Speaker John Boehner (R-Ohio) has said he won’t take it up in the House.

“I remain guardedly optimistic,” McCain said about the House advancing immigration reform. The senator said he hopes the House will pass legislation so the two chambers can go to conference and compromise on a single bill that will eventually go to the president.

Flake made clear that he and McCain never thought the House would consider the Senate’s version as is.

“The bill became much better when it went through the Judiciary Committee,” Flake said. “It became better when it went through the Senate floor.

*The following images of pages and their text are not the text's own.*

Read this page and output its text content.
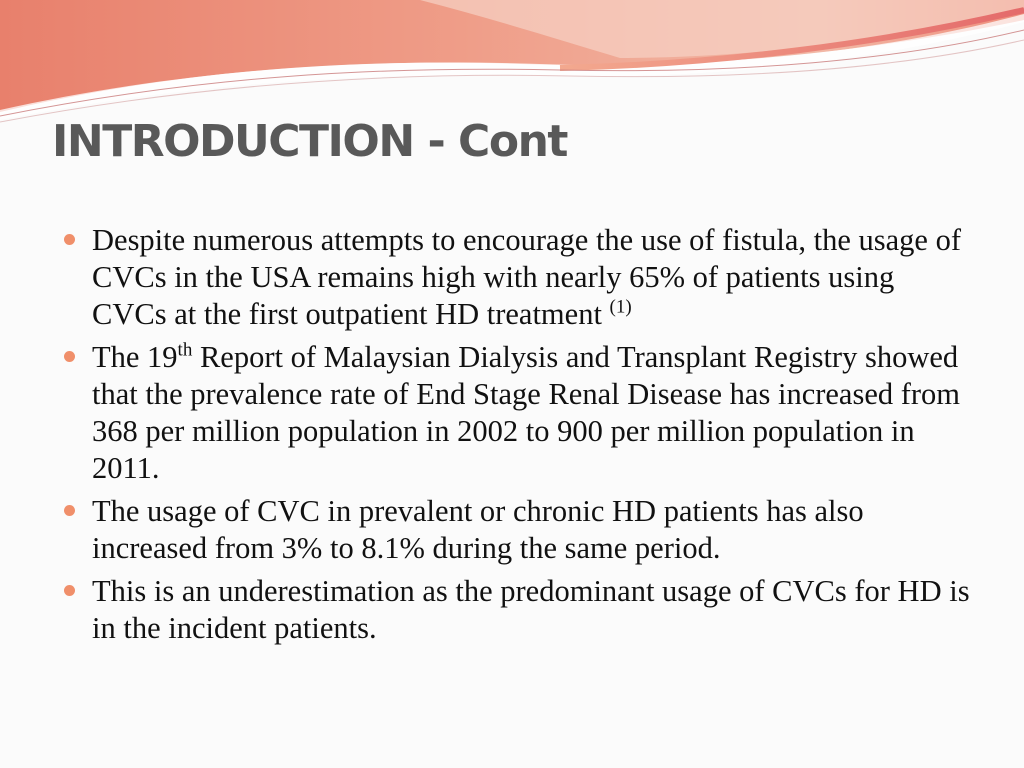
INTRODUCTION - Cont
Despite numerous attempts to encourage the use of fistula, the usage of CVCs in the USA remains high with nearly 65% of patients using CVCs at the first outpatient HD treatment $^{(1)}$
The 19th Report of Malaysian Dialysis and Transplant Registry showed that the prevalence rate of End Stage Renal Disease has increased from 368 per million population in 2002 to 900 per million population in 2011.
The usage of CVC in prevalent or chronic HD patients has also increased from 3% to 8.1% during the same period.
This is an underestimation as the predominant usage of CVCs for HD is in the incident patients.
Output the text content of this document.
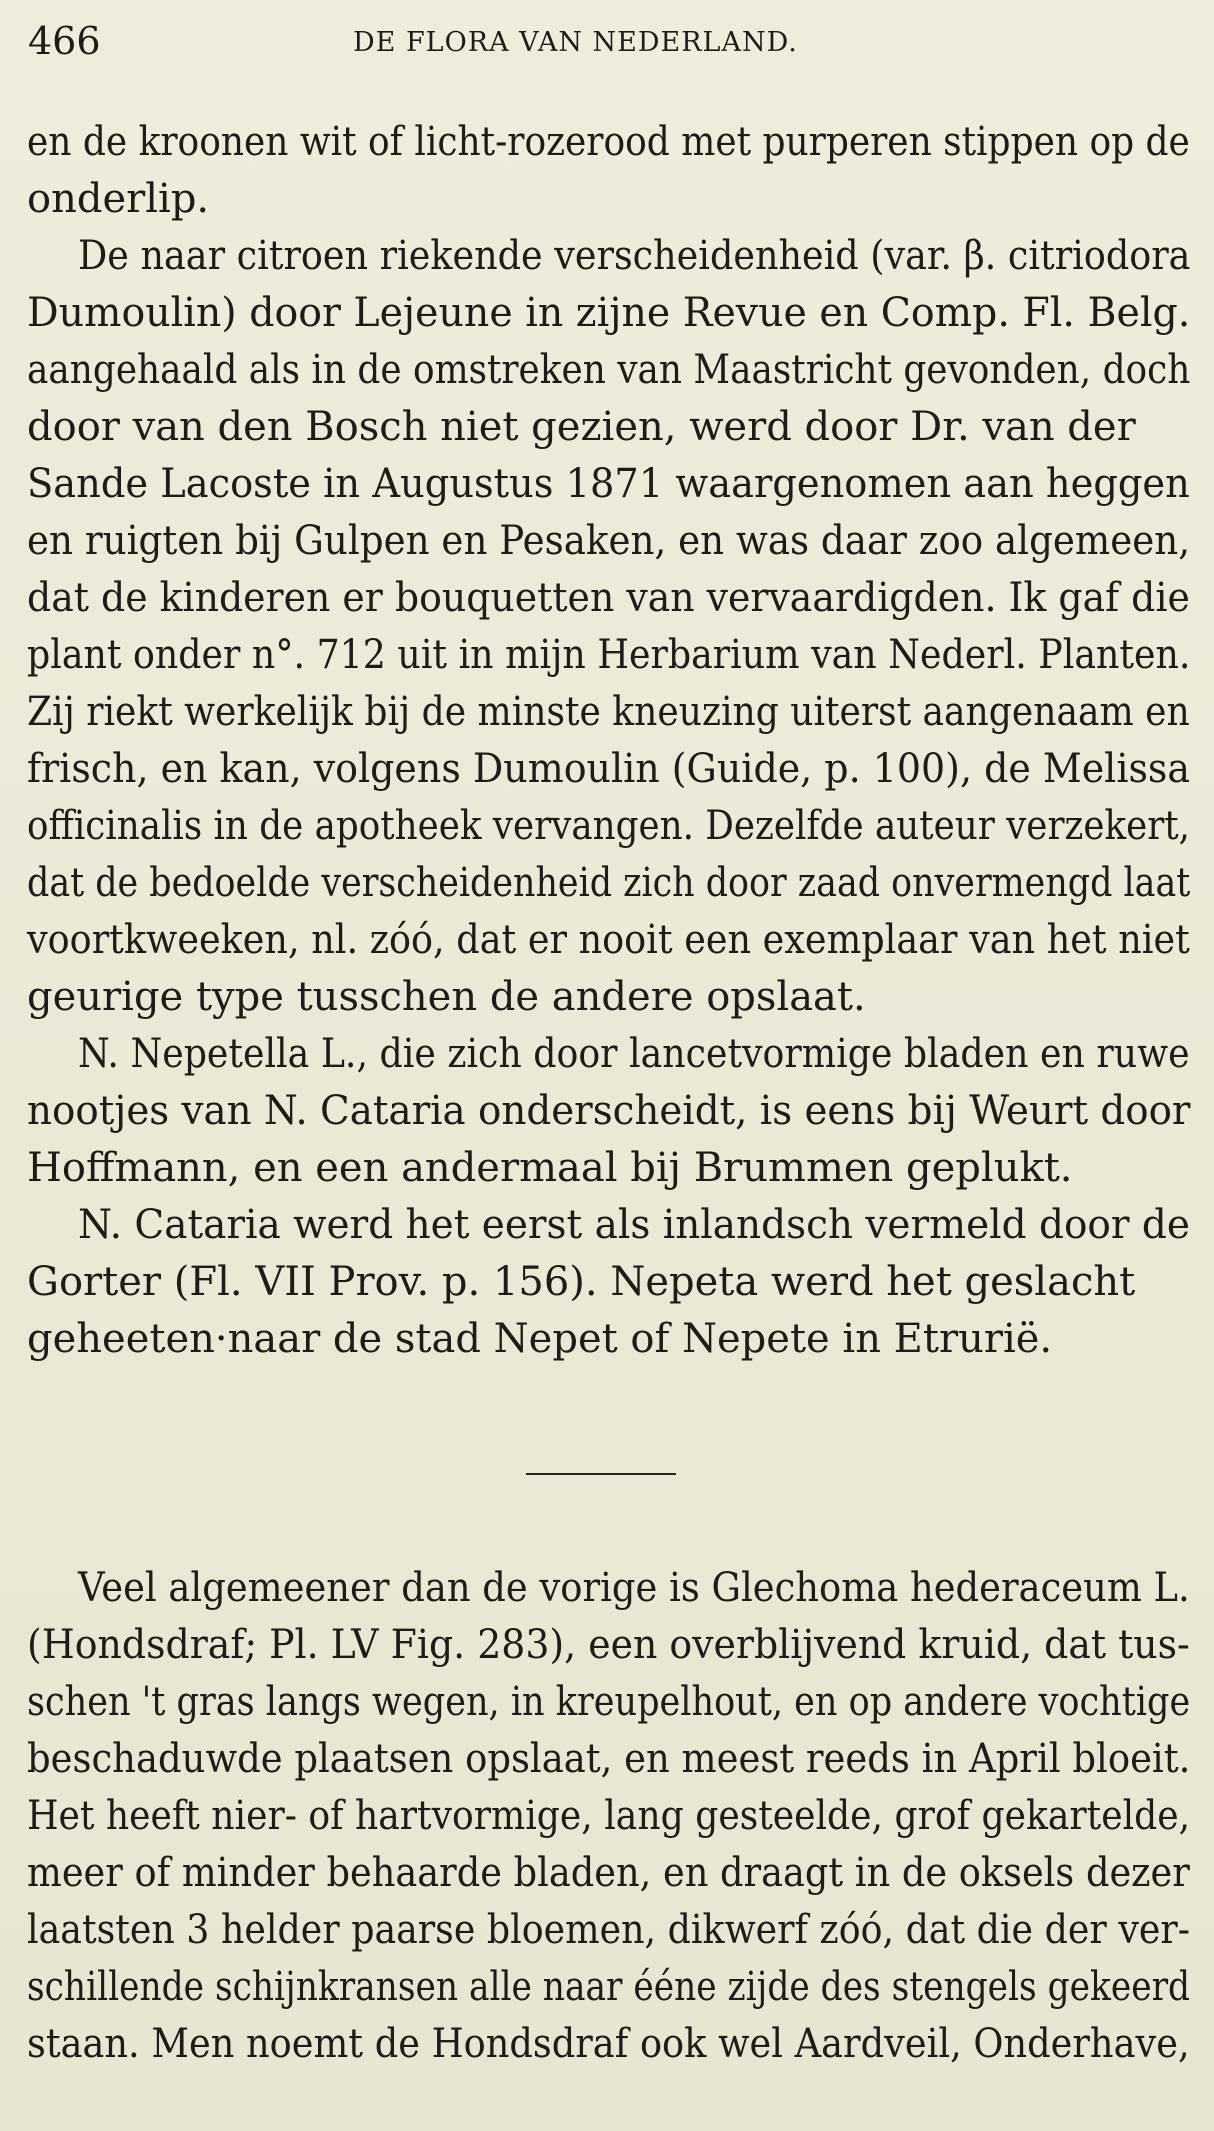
466	DE FLORA VAN NEDERLAND.
en de kroonen wit of licht-rozerood met purperen stippen op de
onderlip.
De naar citroen riekende verscheidenheid (var. β. citriodora
Dumoulin) door Lejeune in zijne Revue en Comp. Fl. Belg.
aangehaald als in de omstreken van Maastricht gevonden, doch
door van den Bosch niet gezien, werd door Dr. van der
Sande Lacoste in Augustus 1871 waargenomen aan heggen
en ruigten bij Gulpen en Pesaken, en was daar zoo algemeen,
dat de kinderen er bouquetten van vervaardigden. Ik gaf die
plant onder n°. 712 uit in mijn Herbarium van Nederl. Planten.
Zij riekt werkelijk bij de minste kneuzing uiterst aangenaam en
frisch, en kan, volgens Dumoulin (Guide, p. 100), de Melissa
officinalis in de apotheek vervangen. Dezelfde auteur verzekert,
dat de bedoelde verscheidenheid zich door zaad onvermengd laat
voortkweeken, nl. zóó, dat er nooit een exemplaar van het niet
geurige type tusschen de andere opslaat.
N. Nepetella L., die zich door lancetvormige bladen en ruwe
nootjes van N. Cataria onderscheidt, is eens bij Weurt door
Hoffmann, en een andermaal bij Brummen geplukt.
N. Cataria werd het eerst als inlandsch vermeld door de
Gorter (Fl. VII Prov. p. 156). Nepeta werd het geslacht
geheeten·naar de stad Nepet of Nepete in Etrurië.
Veel algemeener dan de vorige is Glechoma hederaceum L.
(Hondsdraf; Pl. LV Fig. 283), een overblijvend kruid, dat tus-
schen 't gras langs wegen, in kreupelhout, en op andere vochtige
beschaduwde plaatsen opslaat, en meest reeds in April bloeit.
Het heeft nier- of hartvormige, lang gesteelde, grof gekartelde,
meer of minder behaarde bladen, en draagt in de oksels dezer
laatsten 3 helder paarse bloemen, dikwerf zóó, dat die der ver-
schillende schijnkransen alle naar ééne zijde des stengels gekeerd
staan. Men noemt de Hondsdraf ook wel Aardveil, Onderhave,
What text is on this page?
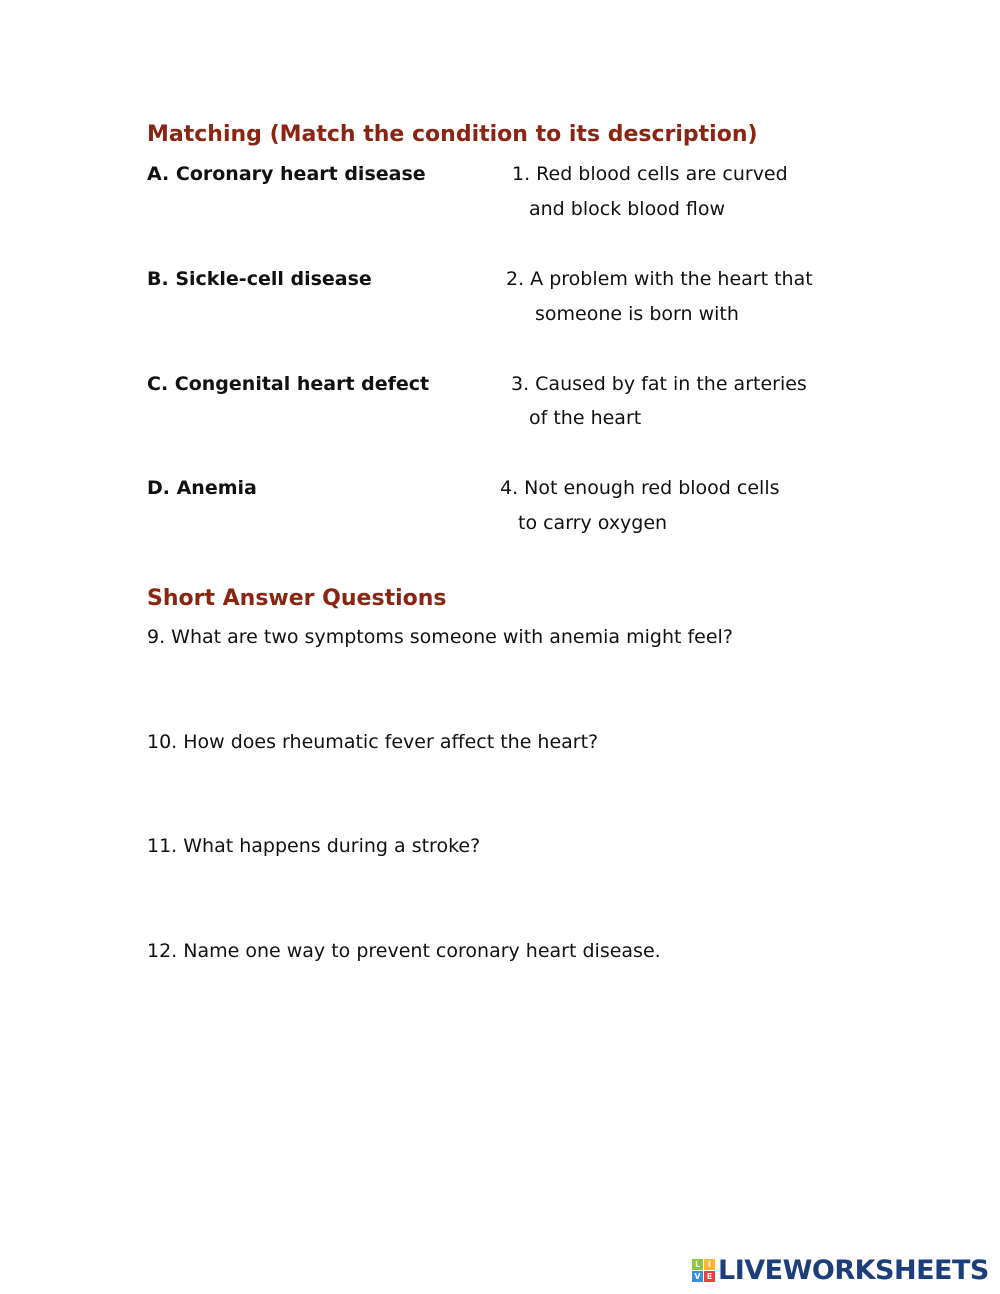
Matching (Match the condition to its description)
A. Coronary heart disease	1. Red blood cells are curved
and block blood flow
B. Sickle-cell disease	2. A problem with the heart that
someone is born with
C. Congenital heart defect	3. Caused by fat in the arteries
of the heart
D. Anemia	4. Not enough red blood cells
to carry oxygen
Short Answer Questions
9. What are two symptoms someone with anemia might feel?
10. How does rheumatic fever affect the heart?
11. What happens during a stroke?
12. Name one way to prevent coronary heart disease.
L I
V E LIVEWORKSHEETS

I hope the House improves it.”

President Obama said earlier this month that the Senate version must pass the GOP-controlled House.

Enhanced border security, an E-Verify system for employers and a pathway to citizenship for immigrants already living illegally in the United States are some of the notable provisions of the comprehensive bill, which is more than 1,000 pages.

Over the next decade, the nonpartisan Congressional Budget Office (CBO) predicts the legislation would lead to more than 10 million additional people living in the United States. The CBO also projects the bill would decrease the federal budget deficit by $197 billion.

“It’s not a perfect piece of legislation, but I do believe that this is a compromise in some cases that all of us can support,” McCain said.

Flake said he’s going to visit the U.S.'s southern border tomorrow.

--This report was updated at 3:59 p.m.